Она раскрыла ежедневник. Почерк тот же, мелкий, с завитушками.
— Это тоже Лейлин.
Записи кончались 31-м марта. На этот день она крупными буквами записала: «ПРЕМЬЕРА!» Скотт полистал ежедневник назад. Почти на каждой странице запись: «Репетиция». И потом вычеркнуто. Значились там и другие дела: «парикмахерская»; «примерка»; «съездить к Сэмми в клинику», «еще цветы для Сэмми»; «выступление». За последние шесть недель почти все посторонние дела отменены. Были и еще записи: «Воробышек, Лос-Анджелес»; «Тед, Будапешт»; «Воробышек, Монреаль»; «Тед, Бонн»…
— Она постоянно следила за тем, где когда ты находишься. Ты и Тед.
— Да. Чтобы знать, куда позвонить.
Скотт перелистнул еще одну страницу.
— А вот вы с ним оказались в одном и том же месте. — Он стал внимательнее просматривать записи. — Похоже, что Тед часто оказывался в тех городах, где ты выступала.
— Да, очень часто. После спектакля мы ехали куда-нибудь ужинать и звонили Лейле.
Скотт пристально посмотрел на Элизабет. На мгновение что-то новое мелькнуло в выражении ее лица. Возможно ли, что Элизабет влюбилась в Теда, не признаваясь в этом самой себе? И если так, не могли ли укоры совести послужить ей подсознательным побуждением к тому, чтобы покарать за смерть Лейлы Теда, то есть самое себя? Тревожная мысль. Он постарался прогнать ее.
— Этот ежедневник скорее всего не содержит никаких существенных сведений, но, я думаю, на всякий случай надо передать его окружному прокурору в Нью-Йорк.
— Зачем?
— Так просто. Может быть, приобщат к делу.
Больше в квартире Сэмми не нашлось ничего.
— У меня есть предложение, — сказал Скотт. — Поживи в санатории еще, выполняй предписанный режим.
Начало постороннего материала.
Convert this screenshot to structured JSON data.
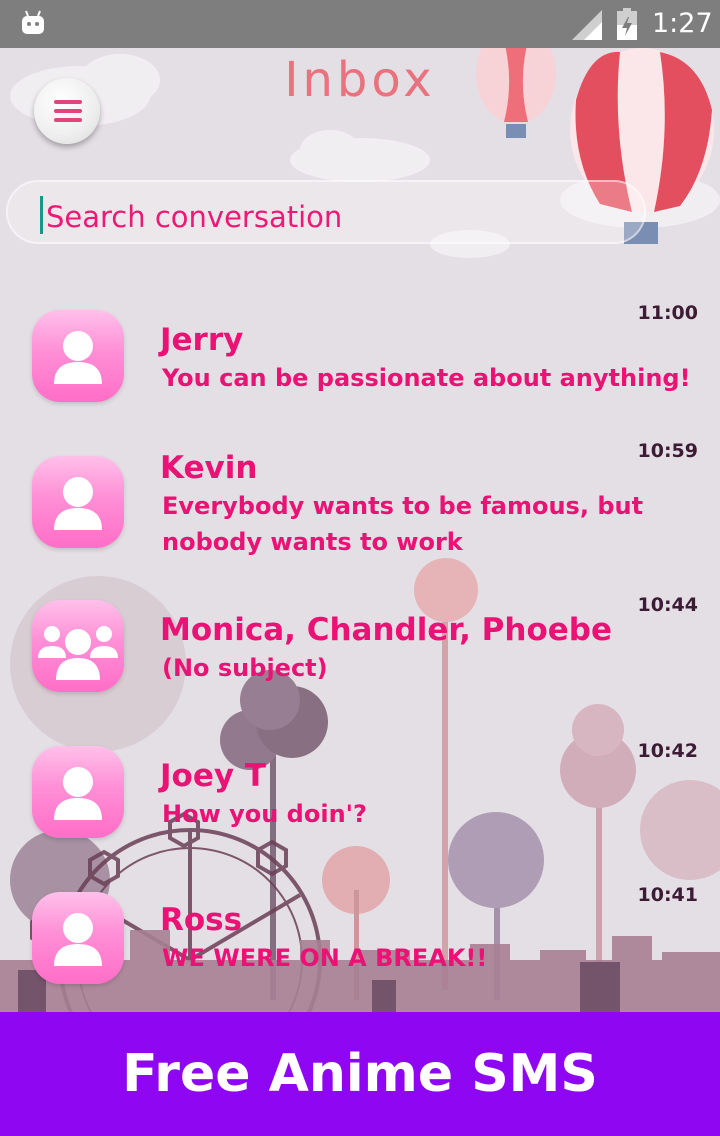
{
  "status_bar": {
    "time": "1:27"
  },
  "header": {
    "title": "Inbox"
  },
  "search": {
    "placeholder": "Search conversation"
  },
  "conversations": [
    {
      "name": "Jerry",
      "time": "11:00",
      "message": " You can be passionate about anything!",
      "avatar": "person-icon"
    },
    {
      "name": "Kevin",
      "time": "10:59",
      "message": " Everybody wants to be famous, but nobody wants to work",
      "avatar": "person-icon"
    },
    {
      "name": "Monica, Chandler, Phoebe",
      "time": "10:44",
      "message": "(No subject)",
      "avatar": "group-icon"
    },
    {
      "name": "Joey T",
      "time": "10:42",
      "message": "How you doin'?",
      "avatar": "person-icon"
    },
    {
      "name": "Ross",
      "time": "10:41",
      "message": "WE WERE ON A BREAK!!",
      "avatar": "person-icon"
    }
  ],
  "promo": {
    "text": "Free Anime SMS"
  },
  "colors": {
    "accent": "#ea1275",
    "promo_bg": "#8f06f2",
    "status_bar": "#7e7e7e",
    "title": "#e9727f"
  }
}
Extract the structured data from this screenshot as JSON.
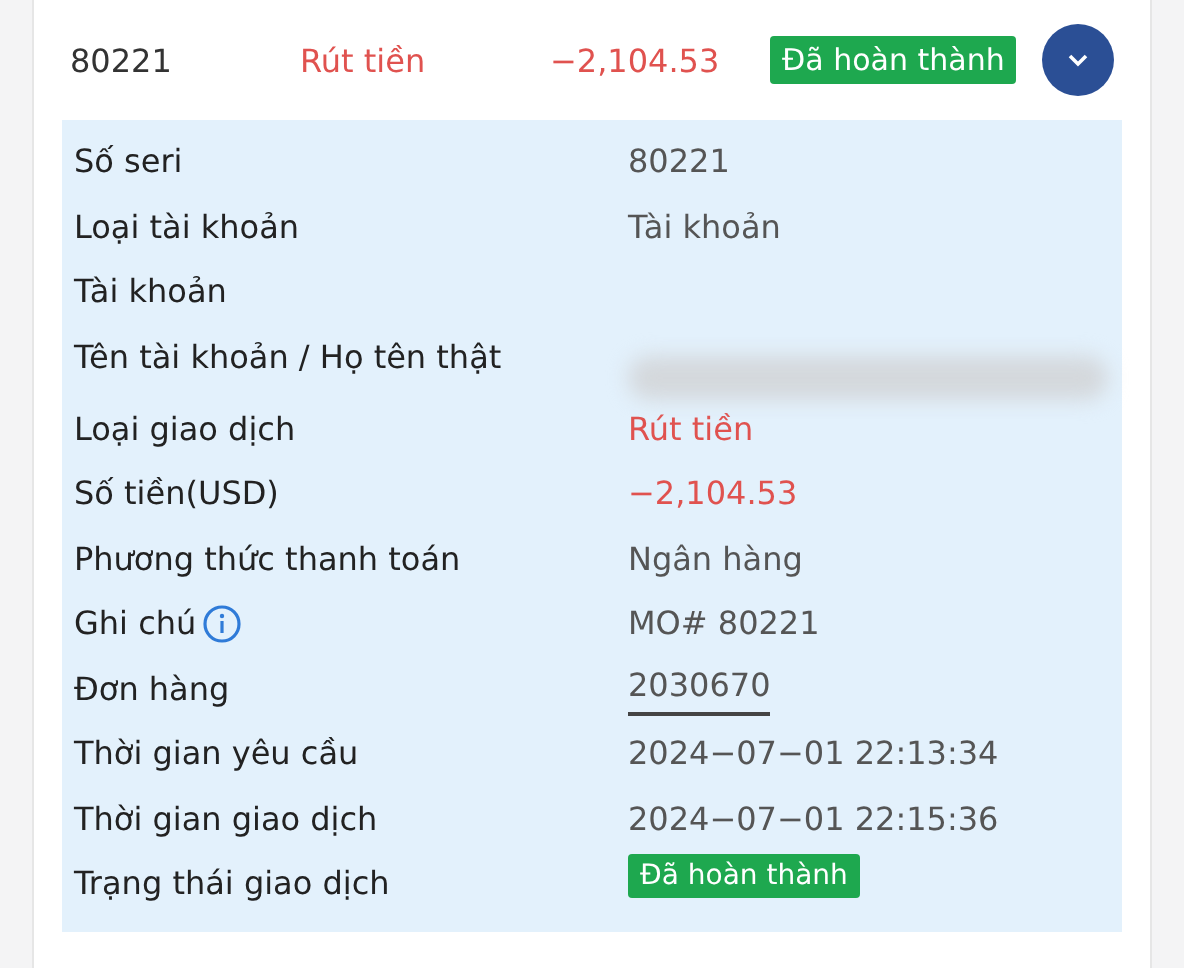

Анонимных писем в мешках больше не обнаружено. Мои ребята за ночь их все перебрали самым тщательным образом. Пока не видно шансов выловить автора. С Черил я, конечно, поговорю, но она девушка хитрая и себя не выдаст.
Они вышли вместе и по длинному коридору зашагали в контору.
— Ты обыскала стол Сэмми в офисе? — спросил Скотт.
— Нет.
Элизабет только теперь заметила, что изо всех сил сжимает папку с пьесой. Ее почему-то тянуло поскорее прочесть текст. Она была знакома с ним только по тому ужасному представлению. Говорили, что пьеса очень подходит для Лейлы. Теперь ей не терпелось самой проверить, так ли это. Она нехотя зашла со Скоттом в контору. С недавних пор бывать здесь ей стало тягостно.
Хельмут и Мин находились у себя. Дверь в их кабинет была распахнута. С ними были Генри Бартлет и Крейг. Бартлет обратился к Скотту с вопросом насчет анонимных писем.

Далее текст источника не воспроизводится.